Our house is just like the picture at the left. When you walk in the "Main Entrance" you expect to see a delightful vista of spacious living. Instead, you're likely to see a laundry basket full of socks and undies that only made it halfway to the "lower level." We don't call it the "lower level, because the water heater and the furnace live there. Don't kid me, it's a basement. It's halfway underground, so in a tornado, only your upper half will be sucked into the sky and flung all the way to Kansas.
We've been in this house a number of years, but I still don't know what the other levels or rooms are called. We started calling the area on the other side of the main entrance the "foyer," because it was shorter and sounded more pricey. Truthfully, I've never said "main entrance," either. I like the quaint French phrase that describes it better: "front door."

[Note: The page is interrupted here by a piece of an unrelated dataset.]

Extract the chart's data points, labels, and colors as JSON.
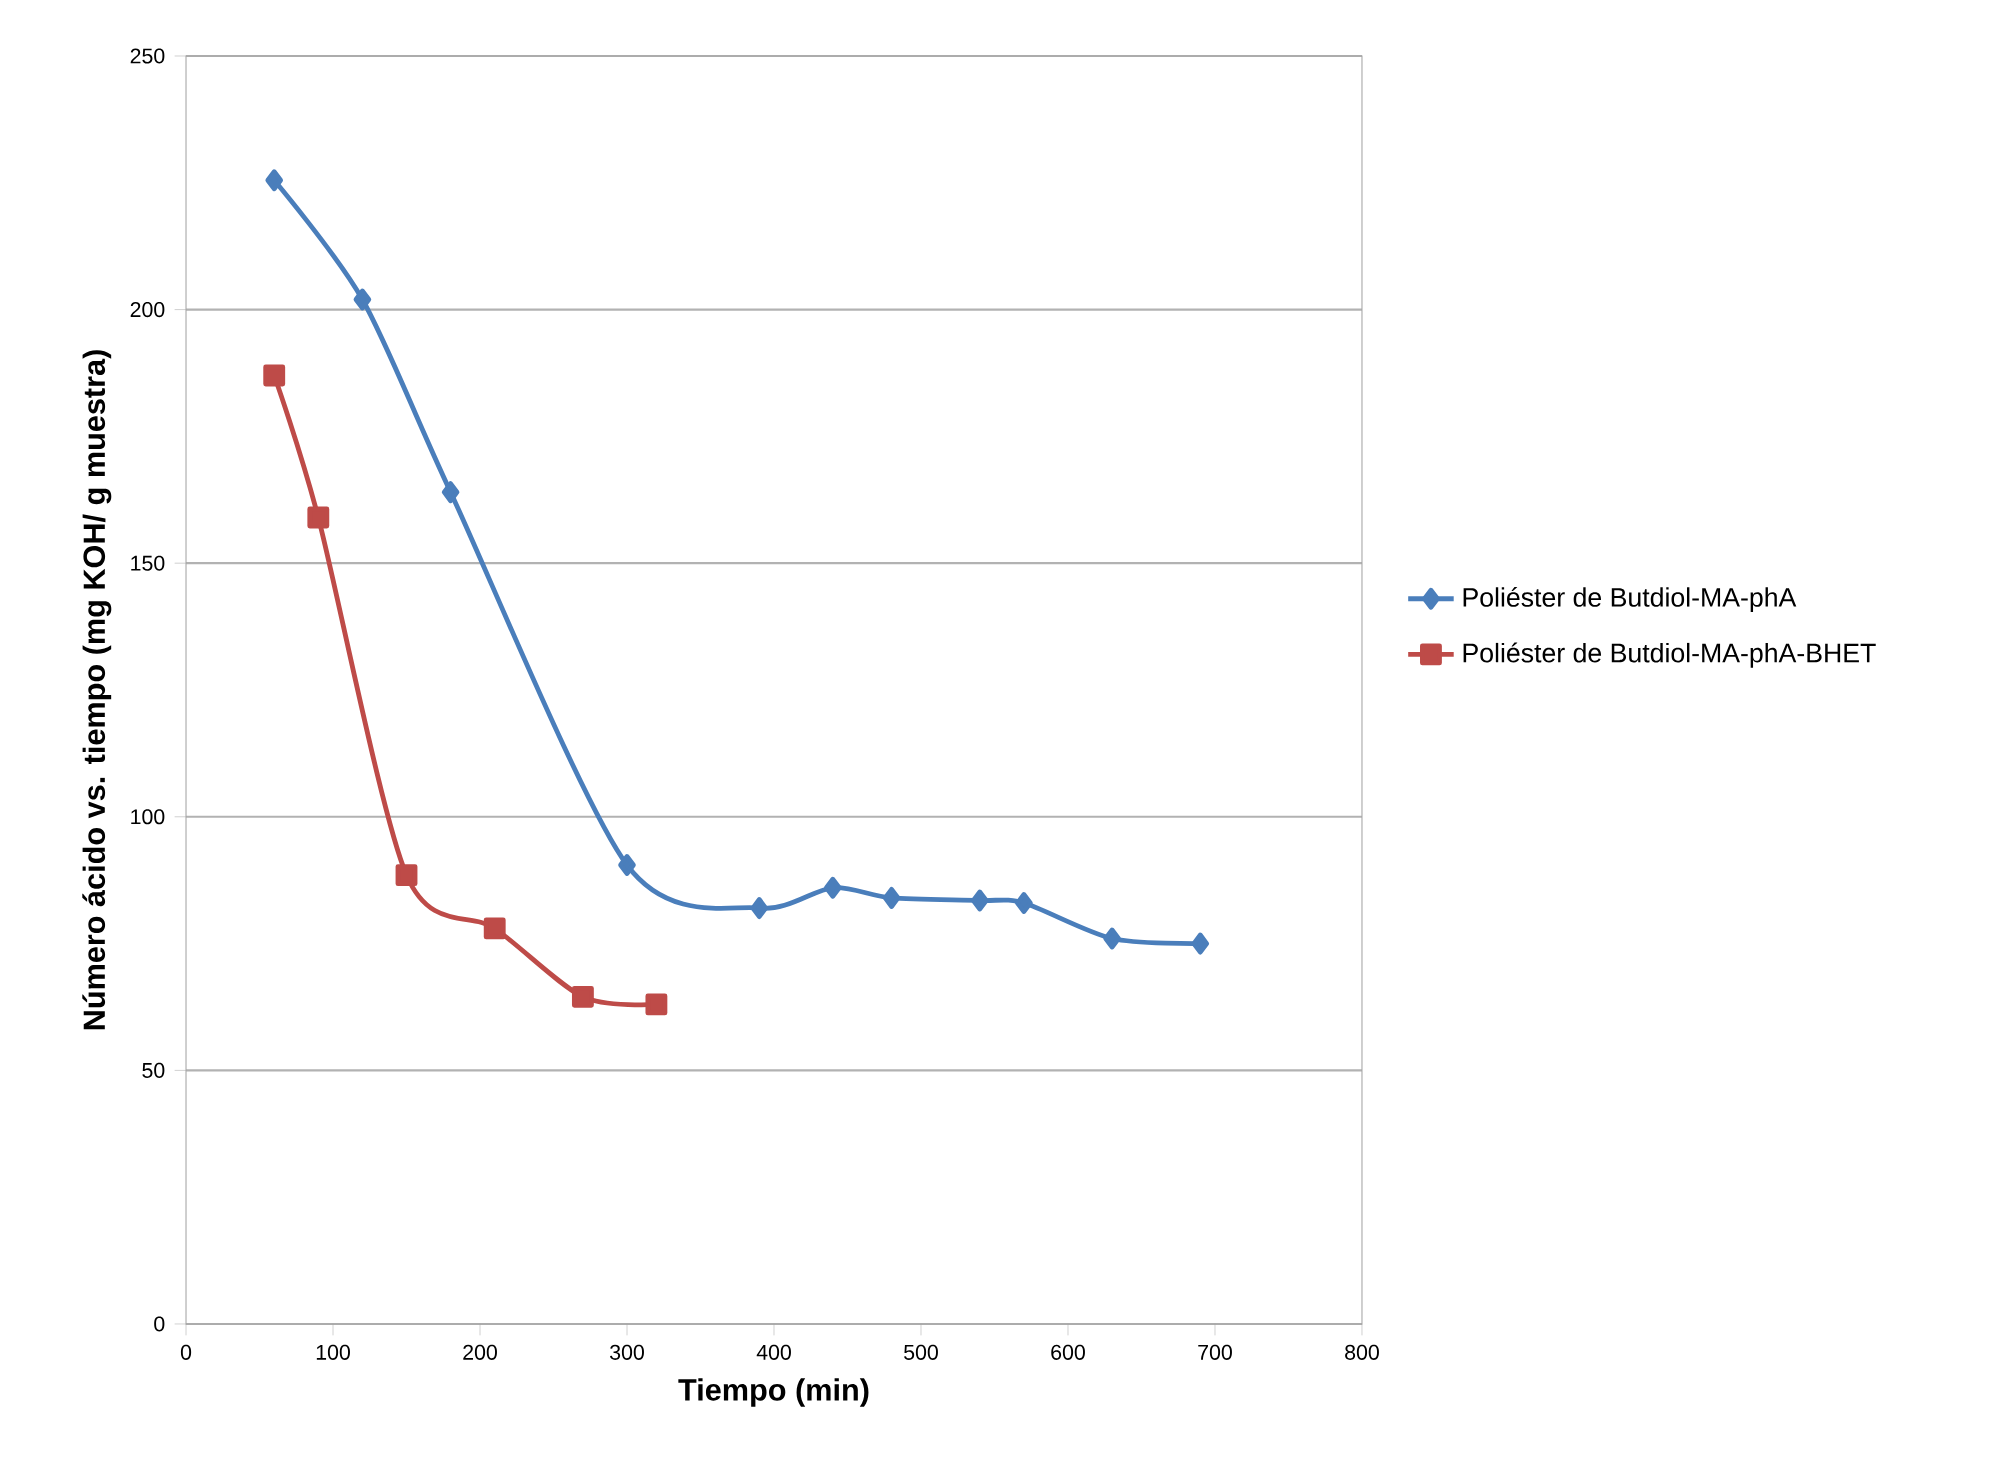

When you step into our foyer, two things happen. First Teddy takes a bite out of your ankle. That's practical, since there's no carpet down there to get stained. Second, you're facing two short flights of stairs. You must immediately decide whether to go up or down. Heaven or hell. Upper level or lower level. (See diagram. It's very complicated.)
Guinea Pig bi-level habitat |
Bi-level houses are designed by the people who make guinea pig cages. Only you shouldn't say "cage" anymore. It's a habitat.
Regardless, if you've ever noticed how stupid and confused a guinea pig is, just take a look at where he lives. I'm just sayin'.
Humans who live in bi-level habitats will not only become stupid, they will experience anxiety and demonstrate symptoms similar to bi-polarism, which used to be called manic depression. Now, that term is reserved for guinea pigs.
Bi-level feature: half-buried rooms |
The point is that a human like me will become mentally damaged when presented daily with the maze presented by bi-level living. Common symptoms are confusion, disorientation, a desire for fresh, leafy greens, and the inability to remember what they were blogging about.